Wednesday, September 02, 2009

Cleveland and the Browns
The Cleveland Browns haven't won a division title since when I was nine years old. Unless the Browns shock the world and win the AFC North in 2009, I will pass my 30th birthday without having seen another.

A friend asked me the other day how the Browns will continue to attract fans, having been bad for so long.

"Who would choose to be a Browns fan?" he asked.

It's a fair question. But when I walk around the Cleveland area now, I see more kids with Browns shirts and hats on than any other team combined. Most of these kids weren't even alive when the "old" Browns existed. There only sample of the Browns has been one of a predominantly losing franchise.

So why do people still love the Browns?

I can't speak for everyone, but for me, it never was a choice. I was born into it. My father watched Jim Brown and Leroy Kelly play. Later, when my mother was pregnant with me in 1979, he would go up on the roof and turn the TV antenna towards Toledo so he could watch blacked out Browns games.

It scared my mother, but it was simply forshadowing. Less than a decade later, I'd pace around our wood floor and scream at the TV.

My father is a Browns fan. My grandmother was a Browns fan. All my parents' friends are Browns fans. It was just assumed all of us kids would be Browns fans.

I never chose the Browns. I just knew they were my team. Yes, it helped that Cleveland was good from 1985-1989, flirting with the a Super Bowl appearance each year. But my friends and I stuck with them.

There was the 3-13 1990 season. The Bernie Kosar release in 1993. The move.

Now a new generation is growing up with the Brown and Orange.
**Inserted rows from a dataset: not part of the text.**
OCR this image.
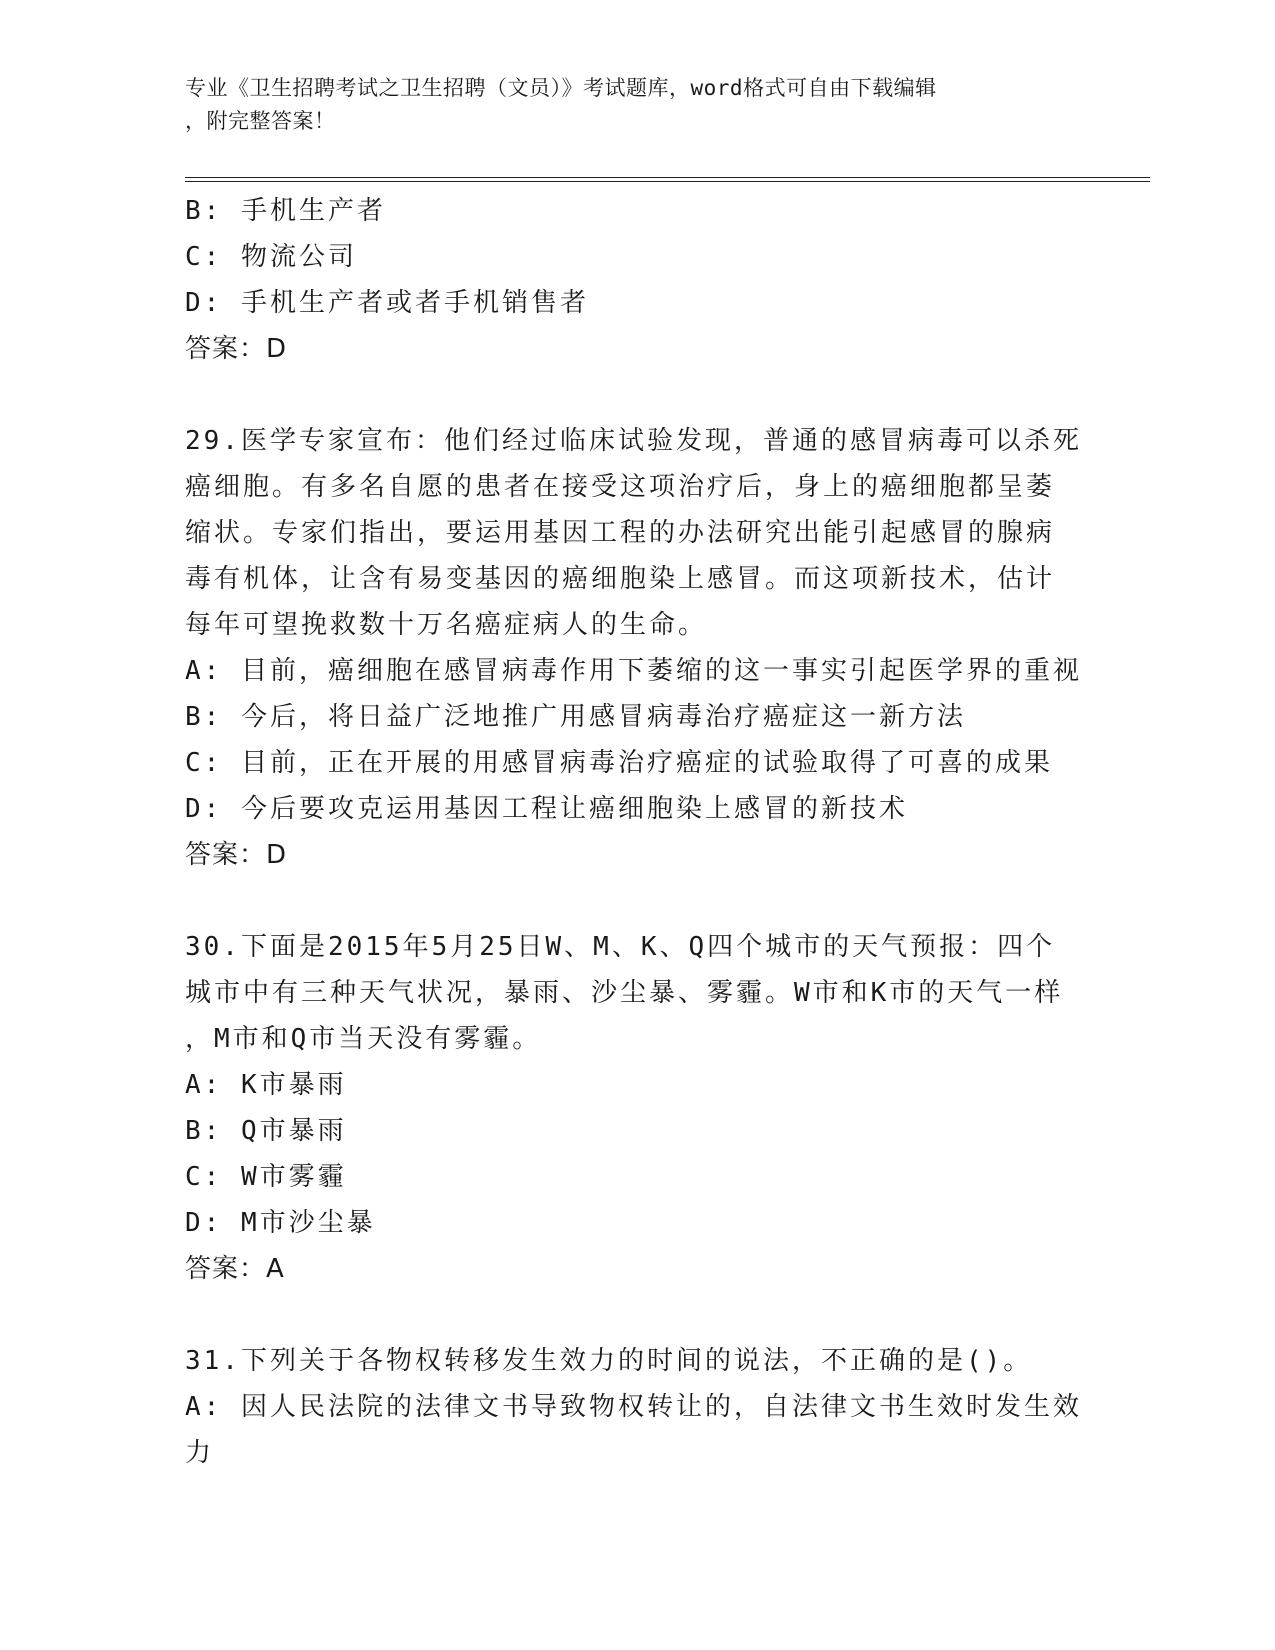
专业《卫生招聘考试之卫生招聘（文员）》考试题库，word格式可自由下载编辑
，附完整答案！
B: 手机生产者
C: 物流公司
D: 手机生产者或者手机销售者
答案：D
29.医学专家宣布：他们经过临床试验发现，普通的感冒病毒可以杀死
癌细胞。有多名自愿的患者在接受这项治疗后，身上的癌细胞都呈萎
缩状。专家们指出，要运用基因工程的办法研究出能引起感冒的腺病
毒有机体，让含有易变基因的癌细胞染上感冒。而这项新技术，估计
每年可望挽救数十万名癌症病人的生命。
A: 目前，癌细胞在感冒病毒作用下萎缩的这一事实引起医学界的重视
B: 今后，将日益广泛地推广用感冒病毒治疗癌症这一新方法
C: 目前，正在开展的用感冒病毒治疗癌症的试验取得了可喜的成果
D: 今后要攻克运用基因工程让癌细胞染上感冒的新技术
答案：D
30.下面是2015年5月25日W、M、K、Q四个城市的天气预报：四个
城市中有三种天气状况，暴雨、沙尘暴、雾霾。W市和K市的天气一样
，M市和Q市当天没有雾霾。
A: K市暴雨
B: Q市暴雨
C: W市雾霾
D: M市沙尘暴
答案：A
31.下列关于各物权转移发生效力的时间的说法，不正确的是()。
A: 因人民法院的法律文书导致物权转让的，自法律文书生效时发生效
力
They weren't around for Jim Brown, Brian Sipe, Ozzie Newsome and Eric Turner. They have seen a battered expansion team for more than a decade.

But they resist the temptation to cheer for Pittsburgh, Dallas or New England. Not all, of course, but most.

There is no other choice for them, because there is no choice. Cleveland and most of Ohio is full of families that have passed down a love for the Browns from generation to generation.

I worry about the future of the Browns. But I never lose faith in Browns fans, who keep coming despite bad football and a worse (maybe) economy.

Maybe it's that misery loves company. Or maybe it's just family. No matter how strained things get, the door (which I guess has CLEVELAND on it) can never be shut.